Note the decrease of LDF flux signal during Trendelenburg position (1700-2050 sec). Also shown: LDF flux (red) and NIRS (blue) signals during all tests (purple). Y-axis is in AD conversion units; X-axis is in seconds.

REG: Medical application and military relevance

REG is a potential method for continuous monitoring of brain-injured patients. REG shows promise as a method for measuring cerebral blood flow autoregulation (CBF AR), both on the battlefield and en-route to the hospital when other measurements are not possible. Penetrating head injury accounts for a substantial percentage of injured military members unable to return to the battlefield. Fragments typically penetrate the calvarium through the face or underneath the lower border of the helmet; the resulting injury patterns are random and devastating. Following a brain injury, US Army resuscitation doctrine [20] requires maintaining 90 mmHg mean arterial pressure; however, mean arterial pressure may fluctuate. Therefore, without continuous monitoring, secondary brain damage may occur. About 40% of the brain injury patients recently seen and treated at the Walter Reed National Military Medical Center suffer from traumatic vasospasm after brain injury [21]. Measuring vasospasm in the presence of metal fragments common in blast-injured patients using either Magnetic Resonance Imaging (MRI) or computed tomography angiography is prohibitive. REG offers the possibility of determining which patients are at risk for cerebral ischemia from vasospasm, which is associated with penetrating brain and blast injury, by monitoring the status of CBF AR [22] continuously, conveniently, and noninvasively.

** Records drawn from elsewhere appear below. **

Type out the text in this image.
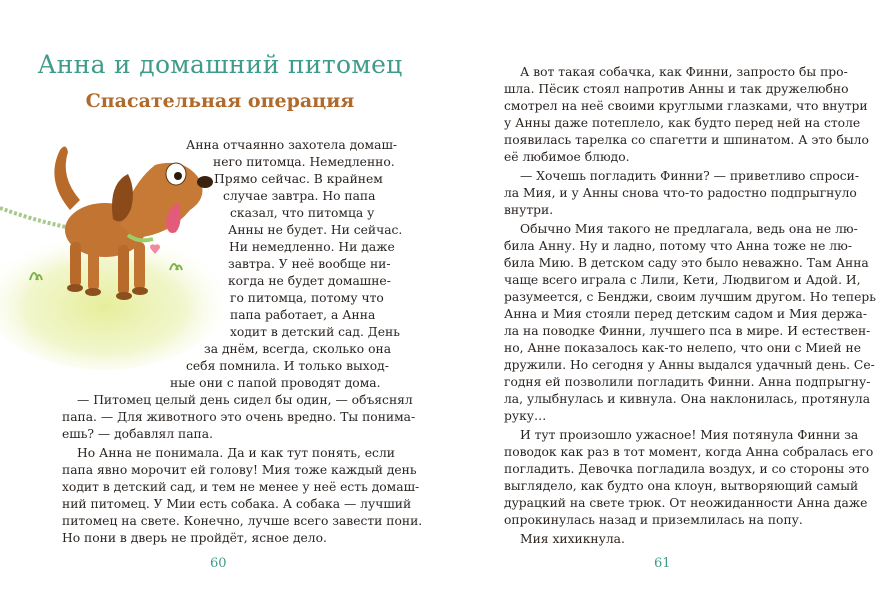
Анна и домашний питомец
Спасательная операция
Анна отчаянно захотела домаш-
него питомца. Немедленно.
Прямо сейчас. В крайнем
случае завтра. Но папа
сказал, что питомца у
Анны не будет. Ни сейчас.
Ни немедленно. Ни даже
завтра. У неё вообще ни-
когда не будет домашне-
го питомца, потому что
папа работает, а Анна
ходит в детский сад. День
за днём, всегда, сколько она
себя помнила. И только выход-
ные они с папой проводят дома.
— Питомец целый день сидел бы один, — объяснял
папа. — Для животного это очень вредно. Ты понима-
ешь? — добавлял папа.
Но Анна не понимала. Да и как тут понять, если
папа явно морочит ей голову! Мия тоже каждый день
ходит в детский сад, и тем не менее у неё есть домаш-
ний питомец. У Мии есть собака. А собака — лучший
питомец на свете. Конечно, лучше всего завести пони.
Но пони в дверь не пройдёт, ясное дело.
60
А вот такая собачка, как Финни, запросто бы про-
шла. Пёсик стоял напротив Анны и так дружелюбно
смотрел на неё своими круглыми глазками, что внутри
у Анны даже потеплело, как будто перед ней на столе
появилась тарелка со спагетти и шпинатом. А это было
её любимое блюдо.
— Хочешь погладить Финни? — приветливо спроси-
ла Мия, и у Анны снова что-то радостно подпрыгнуло
внутри.
Обычно Мия такого не предлагала, ведь она не лю-
била Анну. Ну и ладно, потому что Анна тоже не лю-
била Мию. В детском саду это было неважно. Там Анна
чаще всего играла с Лили, Кети, Людвигом и Адой. И,
разумеется, с Бенджи, своим лучшим другом. Но теперь
Анна и Мия стояли перед детским садом и Мия держа-
ла на поводке Финни, лучшего пса в мире. И естествен-
но, Анне показалось как-то нелепо, что они с Мией не
дружили. Но сегодня у Анны выдался удачный день. Се-
годня ей позволили погладить Финни. Анна подпрыгну-
ла, улыбнулась и кивнула. Она наклонилась, протянула
руку…
И тут произошло ужасное! Мия потянула Финни за
поводок как раз в тот момент, когда Анна собралась его
погладить. Девочка погладила воздух, и со стороны это
выглядело, как будто она клоун, вытворяющий самый
дурацкий на свете трюк. От неожиданности Анна даже
опрокинулась назад и приземлилась на попу.
Мия хихикнула.
61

REG: CBF autoregulation monitoring

Measuring brain electrical impedance is a potential technique for neuro-monitoring. In previous studies, we reported results of correlative studies indicating that REG has potential for use in neuro-monitoring [25]. A previous study documented that REG (REGx) and ICP (PRx) has high correlation in order to detect the lower limit of CBF autoregulation [4]. The fundamental relationships between arterial blood pressure (ABP), vessel tone, cerebral blood volume and intracranial pressure (ICP) form the basis for the pressure reactivity index (PRx) [17, 24]. PRx is analogous to other time domain autoregulation indices and is calculated as the continuous correlation between thirty consecutive time-averaged (10 s) ABP and ICP values. A positive index (positive correlation) implies impaired cerebral autoregulation, while a negative index (inverse correlation) implies intact autoregulation. Rheoencephalography as a monitoring modality has been discussed since the name 'REG' was initially used [3, 26], and the promise of REG has been demonstrated [4, 27].

Conclusion

Here we have presented initial results of pilot human study comparing CBF challenges in order to find an optimal CBF AR test for potential use on the battlefield, during transport of wounded warriors and for use in neurosurgery intensive care units (military and civilian). Some discrepancies among REG, NIRS, TCD and LDF methodologies were observed during these tests. Our future validation studies will include enhanced computational methods [4,17], further animal studies and clinical monitoring studies of humans. A human study using REGx calculation is currently being prepared.